Why Sebastien Pillay and Patrick Herminie spell disaster for Seychelles
THE recent announcement that Sebastien Pillay will be the running mate of United Seychelles’ presidential hopeful, Patrick Herminie, should concern every right-thinking Seychellois. This ticket doesn’t offer hope or renewal — it signals a dangerous return to the past: the same worn-out personalities and entrenched loyalties that have failed this country time and again. Far from representing a new dawn, this is yet another reshuffling of the same old political elite, led from behind the scenes by none other than former President James Michel.
Pillay’s ties to James Michel are deep and undeniable — despite his silence on the matter. Born in Glacis in 1978, Pillay’s professional life began in education, but his political rise was anything but organic. After earning degrees in Education and Leadership from Australia and the UK, he returned to Seychelles to work in education before suddenly appearing in the halls of power, courtesy of Michel.
In 2011, Pillay was catapulted into the National Assembly not through the ballot box but via proportional appointment, handpicked from State House, where he served as Director General for Cabinet and Presidential Affairs. This role placed him at the very core of Michel’s presidency during one of the most controversial periods in our nation’s history, when foreign influence, particularly from Arab billionaires and Russian oligarchs, was tightening its grip on Seychelles.
Even more damning is the personal relationship that ties Pillay to Michel. It has now come to light that Pillay’s wife is a cousin of James Michel’s former spouse. This familial connection explains the extreme level of trust Michel placed in Pillay, including dispatching him in 2011 to rescue the floundering ‘Parti Lepep’ as disillusionment was growing even among party stalwarts. At a time when other party representatives in ‘Parti Lepep’ were beginning to distance themselves from Michel’s misrule, Pillay remained fiercely loyal.
Today, that loyalty continues in silence. Despite the Truth, Reconciliation and National Unity Commission (TRNUC) pointing fingers at Michel as a perpetrator of serious historical abuses, Pillay — the supposed voice of the people — has maintained a deafening silence. Not once has he used his platform as Leader of the Opposition to demand accountability. Not once has he challenged the fact that Michel’s TRNUC file is collecting dust in Ramkalawan’s office. That’s not oversight — that’s calculated complicity by Sebastien Pillay.
Sebastien Pillay has earned a reputation as the loudest figure in the National Assembly, constantly threatening legal challenges against the LDS government. Yet, not a single constitutional case has been filed. It’s all posturing, all noise, with no substance.

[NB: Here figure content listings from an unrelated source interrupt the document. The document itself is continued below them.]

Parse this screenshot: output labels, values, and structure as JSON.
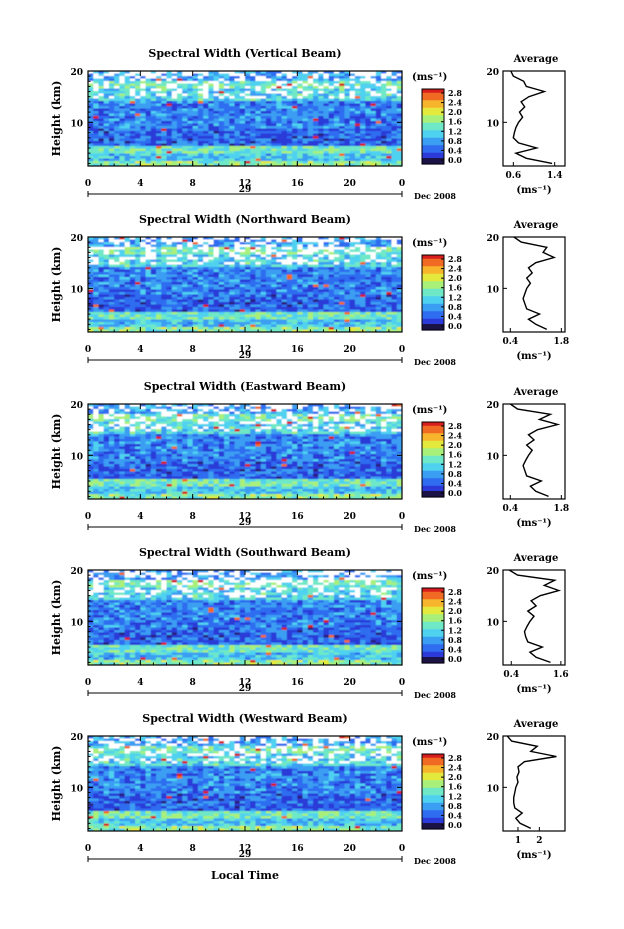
{
  "figure": {
    "xlabel": "Local Time",
    "colorbar_unit": "(ms⁻¹)",
    "average_title": "Average",
    "average_unit": "(ms⁻¹)",
    "date_label": "Dec 2008",
    "day_label": "29",
    "ylabel": "Height (km)",
    "colormap": [
      "#2a1e7a",
      "#2b3ad8",
      "#2f6cf0",
      "#3a9ef2",
      "#4fd1f0",
      "#6ee8c6",
      "#a8f07a",
      "#e4e93e",
      "#f6b52c",
      "#f06a24",
      "#d81e1c"
    ]
  },
  "chart_data": [
    {
      "type": "heatmap",
      "title": "Spectral Width (Vertical Beam)",
      "xlabel": "Local Time",
      "ylabel": "Height (km)",
      "x_ticks": [
        "0",
        "4",
        "8",
        "12",
        "16",
        "20",
        "0"
      ],
      "y_ticks": [
        "20",
        "10"
      ],
      "xlim": [
        0,
        24
      ],
      "ylim": [
        1.5,
        20
      ],
      "colorbar": {
        "ticks": [
          "2.8",
          "2.4",
          "2.0",
          "1.6",
          "1.2",
          "0.8",
          "0.4",
          "0.0"
        ],
        "range": [
          0,
          2.8
        ]
      },
      "average": {
        "title": "Average",
        "xlabel": "(ms⁻¹)",
        "x_ticks": [
          "0.6",
          "1.4"
        ],
        "xlim": [
          0.4,
          1.6
        ],
        "height_km": [
          2,
          3,
          4,
          5,
          6,
          7,
          8,
          9,
          10,
          11,
          12,
          13,
          14,
          15,
          16,
          17,
          18,
          19,
          20
        ],
        "width_ms": [
          1.35,
          0.85,
          0.65,
          1.05,
          0.7,
          0.6,
          0.62,
          0.65,
          0.7,
          0.78,
          0.72,
          0.82,
          0.75,
          0.9,
          1.2,
          0.85,
          0.8,
          0.6,
          0.55
        ]
      }
    },
    {
      "type": "heatmap",
      "title": "Spectral Width (Northward Beam)",
      "xlabel": "Local Time",
      "ylabel": "Height (km)",
      "x_ticks": [
        "0",
        "4",
        "8",
        "12",
        "16",
        "20",
        "0"
      ],
      "y_ticks": [
        "20",
        "10"
      ],
      "xlim": [
        0,
        24
      ],
      "ylim": [
        1.5,
        20
      ],
      "colorbar": {
        "ticks": [
          "2.8",
          "2.4",
          "2.0",
          "1.6",
          "1.2",
          "0.8",
          "0.4",
          "0.0"
        ],
        "range": [
          0,
          2.8
        ]
      },
      "average": {
        "title": "Average",
        "xlabel": "(ms⁻¹)",
        "x_ticks": [
          "0.4",
          "1.8"
        ],
        "xlim": [
          0.2,
          1.9
        ],
        "height_km": [
          2,
          3,
          4,
          5,
          6,
          7,
          8,
          9,
          10,
          11,
          12,
          13,
          14,
          15,
          16,
          17,
          18,
          19,
          20
        ],
        "width_ms": [
          1.4,
          1.1,
          0.9,
          1.2,
          0.85,
          0.8,
          0.75,
          0.8,
          0.85,
          0.95,
          0.85,
          1.0,
          0.9,
          1.1,
          1.6,
          1.3,
          1.4,
          0.7,
          0.5
        ]
      }
    },
    {
      "type": "heatmap",
      "title": "Spectral Width (Eastward Beam)",
      "xlabel": "Local Time",
      "ylabel": "Height (km)",
      "x_ticks": [
        "0",
        "4",
        "8",
        "12",
        "16",
        "20",
        "0"
      ],
      "y_ticks": [
        "20",
        "10"
      ],
      "xlim": [
        0,
        24
      ],
      "ylim": [
        1.5,
        20
      ],
      "colorbar": {
        "ticks": [
          "2.8",
          "2.4",
          "2.0",
          "1.6",
          "1.2",
          "0.8",
          "0.4",
          "0.0"
        ],
        "range": [
          0,
          2.8
        ]
      },
      "average": {
        "title": "Average",
        "xlabel": "(ms⁻¹)",
        "x_ticks": [
          "0.4",
          "1.8"
        ],
        "xlim": [
          0.2,
          1.9
        ],
        "height_km": [
          2,
          3,
          4,
          5,
          6,
          7,
          8,
          9,
          10,
          11,
          12,
          13,
          14,
          15,
          16,
          17,
          18,
          19,
          20
        ],
        "width_ms": [
          1.45,
          1.1,
          0.95,
          1.25,
          0.85,
          0.8,
          0.75,
          0.82,
          0.9,
          1.0,
          0.85,
          1.05,
          0.9,
          1.15,
          1.7,
          1.2,
          1.5,
          0.6,
          0.4
        ]
      }
    },
    {
      "type": "heatmap",
      "title": "Spectral Width (Southward Beam)",
      "xlabel": "Local Time",
      "ylabel": "Height (km)",
      "x_ticks": [
        "0",
        "4",
        "8",
        "12",
        "16",
        "20",
        "0"
      ],
      "y_ticks": [
        "20",
        "10"
      ],
      "xlim": [
        0,
        24
      ],
      "ylim": [
        1.5,
        20
      ],
      "colorbar": {
        "ticks": [
          "2.8",
          "2.4",
          "2.0",
          "1.6",
          "1.2",
          "0.8",
          "0.4",
          "0.0"
        ],
        "range": [
          0,
          2.8
        ]
      },
      "average": {
        "title": "Average",
        "xlabel": "(ms⁻¹)",
        "x_ticks": [
          "0.4",
          "1.6"
        ],
        "xlim": [
          0.2,
          1.7
        ],
        "height_km": [
          2,
          3,
          4,
          5,
          6,
          7,
          8,
          9,
          10,
          11,
          12,
          13,
          14,
          15,
          16,
          17,
          18,
          19,
          20
        ],
        "width_ms": [
          1.35,
          1.0,
          0.85,
          1.15,
          0.8,
          0.75,
          0.72,
          0.78,
          0.85,
          0.95,
          0.8,
          1.0,
          0.88,
          1.1,
          1.55,
          1.2,
          1.45,
          0.55,
          0.35
        ]
      }
    },
    {
      "type": "heatmap",
      "title": "Spectral Width (Westward Beam)",
      "xlabel": "Local Time",
      "ylabel": "Height (km)",
      "x_ticks": [
        "0",
        "4",
        "8",
        "12",
        "16",
        "20",
        "0"
      ],
      "y_ticks": [
        "20",
        "10"
      ],
      "xlim": [
        0,
        24
      ],
      "ylim": [
        1.5,
        20
      ],
      "colorbar": {
        "ticks": [
          "2.8",
          "2.4",
          "2.0",
          "1.6",
          "1.2",
          "0.8",
          "0.4",
          "0.0"
        ],
        "range": [
          0,
          2.8
        ]
      },
      "average": {
        "title": "Average",
        "xlabel": "(ms⁻¹)",
        "x_ticks": [
          "1",
          "2"
        ],
        "xlim": [
          0.3,
          3.2
        ],
        "height_km": [
          2,
          3,
          4,
          5,
          6,
          7,
          8,
          9,
          10,
          11,
          12,
          13,
          14,
          15,
          16,
          17,
          18,
          19,
          20
        ],
        "width_ms": [
          1.6,
          1.1,
          0.9,
          1.2,
          0.85,
          0.8,
          0.8,
          0.85,
          0.9,
          1.0,
          0.95,
          1.05,
          1.0,
          1.3,
          2.8,
          1.6,
          1.9,
          0.7,
          0.5
        ]
      }
    }
  ]
}
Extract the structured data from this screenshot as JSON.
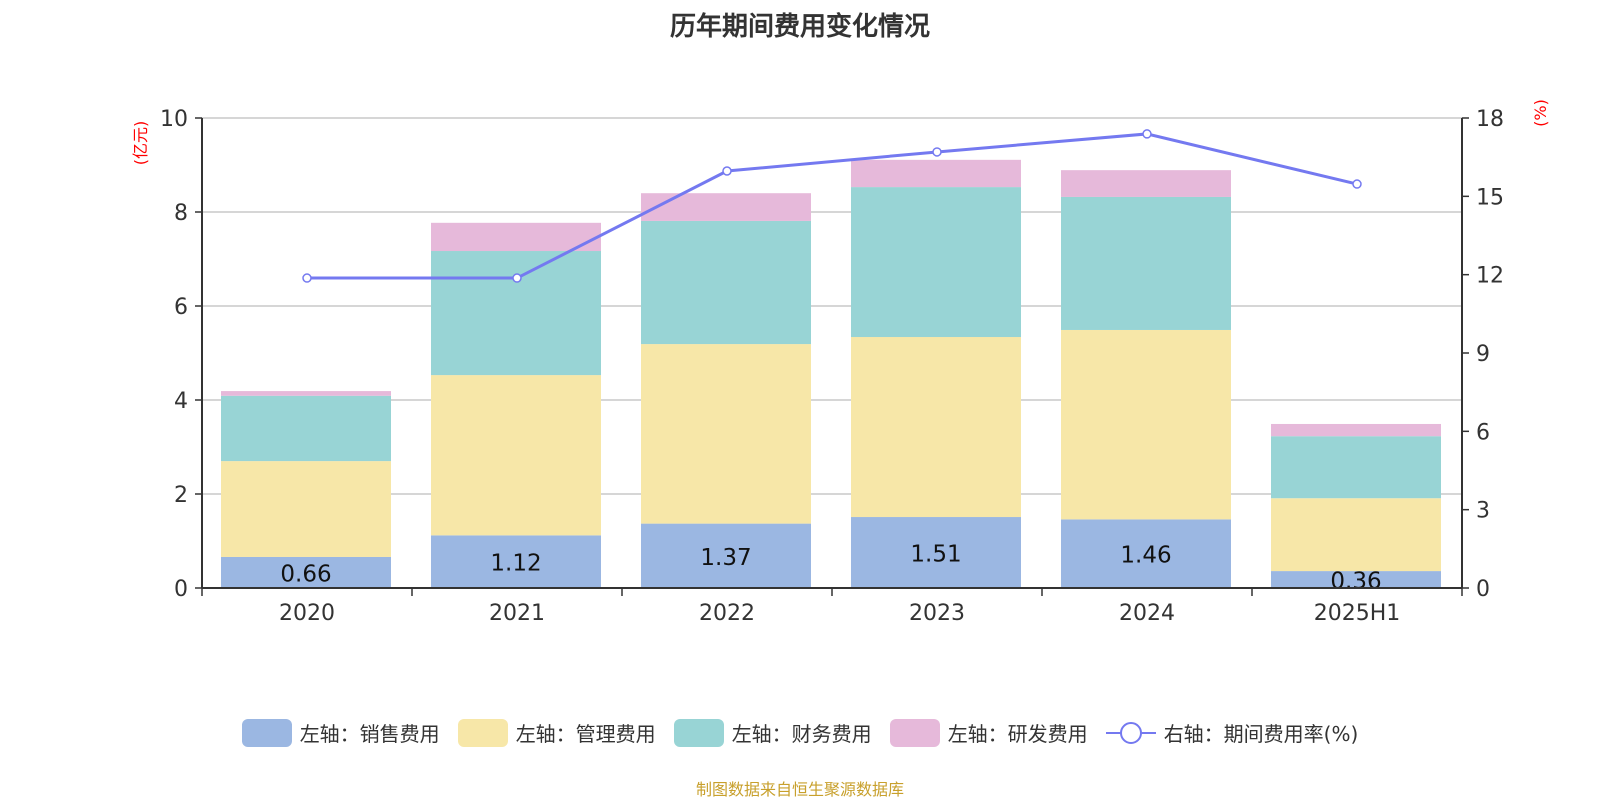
{
  "chart_data": {
    "type": "bar",
    "title": "历年期间费用变化情况",
    "categories": [
      "2020",
      "2021",
      "2022",
      "2023",
      "2024",
      "2025H1"
    ],
    "left_axis": {
      "label": "(亿元)",
      "ylim": [
        0,
        10
      ],
      "ticks": [
        "0",
        "2",
        "4",
        "6",
        "8",
        "10"
      ]
    },
    "right_axis": {
      "label": "(%)",
      "ylim": [
        0,
        18
      ],
      "ticks": [
        "0",
        "3",
        "6",
        "9",
        "12",
        "15",
        "18"
      ]
    },
    "grid": true,
    "legend_position": "bottom",
    "series": [
      {
        "name": "左轴：销售费用",
        "type": "bar",
        "stack": true,
        "color": "#9bb7e2",
        "values": [
          0.66,
          1.12,
          1.37,
          1.51,
          1.46,
          0.36
        ],
        "labels": [
          "0.66",
          "1.12",
          "1.37",
          "1.51",
          "1.46",
          "0.36"
        ]
      },
      {
        "name": "左轴：管理费用",
        "type": "bar",
        "stack": true,
        "color": "#f7e7a8",
        "values": [
          2.04,
          3.41,
          3.82,
          3.83,
          4.03,
          1.55
        ]
      },
      {
        "name": "左轴：财务费用",
        "type": "bar",
        "stack": true,
        "color": "#98d4d5",
        "values": [
          1.39,
          2.64,
          2.62,
          3.19,
          2.83,
          1.32
        ]
      },
      {
        "name": "左轴：研发费用",
        "type": "bar",
        "stack": true,
        "color": "#e6b9da",
        "values": [
          0.1,
          0.6,
          0.59,
          0.58,
          0.57,
          0.26
        ]
      },
      {
        "name": "右轴：期间费用率(%)",
        "type": "line",
        "axis": "right",
        "color": "#7479f0",
        "values": [
          11.87,
          11.87,
          15.97,
          16.7,
          17.39,
          15.47
        ]
      }
    ]
  },
  "source": "制图数据来自恒生聚源数据库"
}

Even more appalling is his and Herminie’s open disdain for certain segments of the population, particularly the taxi operators. They’ve both refused to fight for these hardworking individuals, simply because many of them voted for LDS in the 2020 elections. This is not just petty — it’s unpatriotic. A true leader defends all citizens, not just those who tick the right political box. Their stance reveals a deep-seated bitterness and an inability to rise above partisan revenge.
This is the kind of leadership the US ticket is offering — vindictive, elitist, and wholly unaccountable. And make no mistake: behind both Herminie and Pillay is the long shadow of James Michel, still clinging to influence, still hoping to protect himself and his network from the justice they deserve.
The 2025 elections are not just about choosing the next government — they are about breaking free from a suffocating past. If voters fall for the illusion that Pillay and Herminie represent change, they will find themselves jumping from the frying pan of Ramkalawan’s broken promises into the raging fire of Michel’s legacy. Seychelles deserves better than recycled loyalists with murky ties and selective loyalties.
This is your warning. The next five years hang in the balance. Choose wisely.